昨年12月、アサド政権が崩壊し14年間続いた内戦が終結すると、イスラエルは国連が管理するゴラン高原の緩衝地帯に侵入し、9カ所に基地を設置してシリアを攻撃してきた。シャラア臨時大統領によると、その後イスラエルはシリアに対して空爆を1,000回以上、地上侵攻を400回以上行ったという。
現在、シリアとイスラエルは緩衝地帯からのイスラエル軍撤収や、シリア国境地域に非武装地帯を設けることを柱とした安保協定を協議している。だがシャラア臨時大統領は、自国領土の分割要求を断固拒否した。「シリア分割の議論は、イラクとトルコにまで悪影響を及ぼすだろう」と警告した。

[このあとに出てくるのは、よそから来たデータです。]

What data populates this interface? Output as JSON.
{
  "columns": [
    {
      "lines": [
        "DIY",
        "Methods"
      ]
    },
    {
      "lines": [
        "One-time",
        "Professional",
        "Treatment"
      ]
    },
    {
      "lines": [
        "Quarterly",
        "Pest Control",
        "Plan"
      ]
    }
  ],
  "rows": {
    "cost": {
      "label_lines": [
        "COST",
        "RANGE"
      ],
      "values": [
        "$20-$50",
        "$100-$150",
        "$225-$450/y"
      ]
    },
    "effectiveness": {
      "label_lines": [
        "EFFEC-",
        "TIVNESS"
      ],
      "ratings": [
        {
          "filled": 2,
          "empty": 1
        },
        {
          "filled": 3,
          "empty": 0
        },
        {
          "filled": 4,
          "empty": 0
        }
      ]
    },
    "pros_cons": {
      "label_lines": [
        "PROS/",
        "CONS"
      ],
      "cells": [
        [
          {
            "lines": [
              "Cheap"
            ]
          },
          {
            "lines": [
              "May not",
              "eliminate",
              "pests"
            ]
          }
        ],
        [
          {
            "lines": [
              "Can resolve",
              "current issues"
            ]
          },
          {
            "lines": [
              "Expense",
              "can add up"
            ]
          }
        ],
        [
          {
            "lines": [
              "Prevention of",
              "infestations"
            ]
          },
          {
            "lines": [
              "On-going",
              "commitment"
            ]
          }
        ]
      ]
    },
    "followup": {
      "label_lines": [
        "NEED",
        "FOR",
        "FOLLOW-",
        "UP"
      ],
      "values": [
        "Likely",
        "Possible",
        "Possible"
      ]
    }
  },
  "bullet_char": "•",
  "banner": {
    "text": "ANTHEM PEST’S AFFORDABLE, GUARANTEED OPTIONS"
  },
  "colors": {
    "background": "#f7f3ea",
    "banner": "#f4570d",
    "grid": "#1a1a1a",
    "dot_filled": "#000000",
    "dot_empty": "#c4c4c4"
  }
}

シリア北東部を掌握するクルド人勢力は国家への編入を拒み、クルド人の権利を認める新憲法を要求している。もしクルド人が領土を分割して独立国家を樹立すれば、イラクやトルコのクルド人も同様の要求を突きつけ、紛争を引き起こす可能性が高い。イスラエルも今年初め、シリアを民族・宗派ごとの自治区で構成する連邦国家に転換するよう欧州連合(EU)に働きかけていた。
ロイター通信は「イスラエルはシャラア臨時大統領の過去のジハード勢力との関係を指摘し、イスラム主義が主導するシリア政府に敵意を示しつつ、米国にシリアの弱体化と分権化の維持を働きかけてきた」と報じた。

トム・バラック米国特使(駐トルコ米国大使)は同日、国連総会の会場で記者団に対し、ドナルド・トランプ米大統領が国連総会の期間中にイスラエルとシリアの安保協定を締結し発表する計画だったが、協議が遅れていると明らかにした。バラック特使は「ユダヤ教の新年祭ロシュ・ハシャナと重なり、交渉を十分に進展させることができなかった」と説明し、「関係するすべての当事者が誠実に取り組んでいる」と述べた。
24日午前、シャラア臨時大統領は国連総会で演説する予定であり、シリア大統領の総会演説は1967年以来58年ぶりとなる。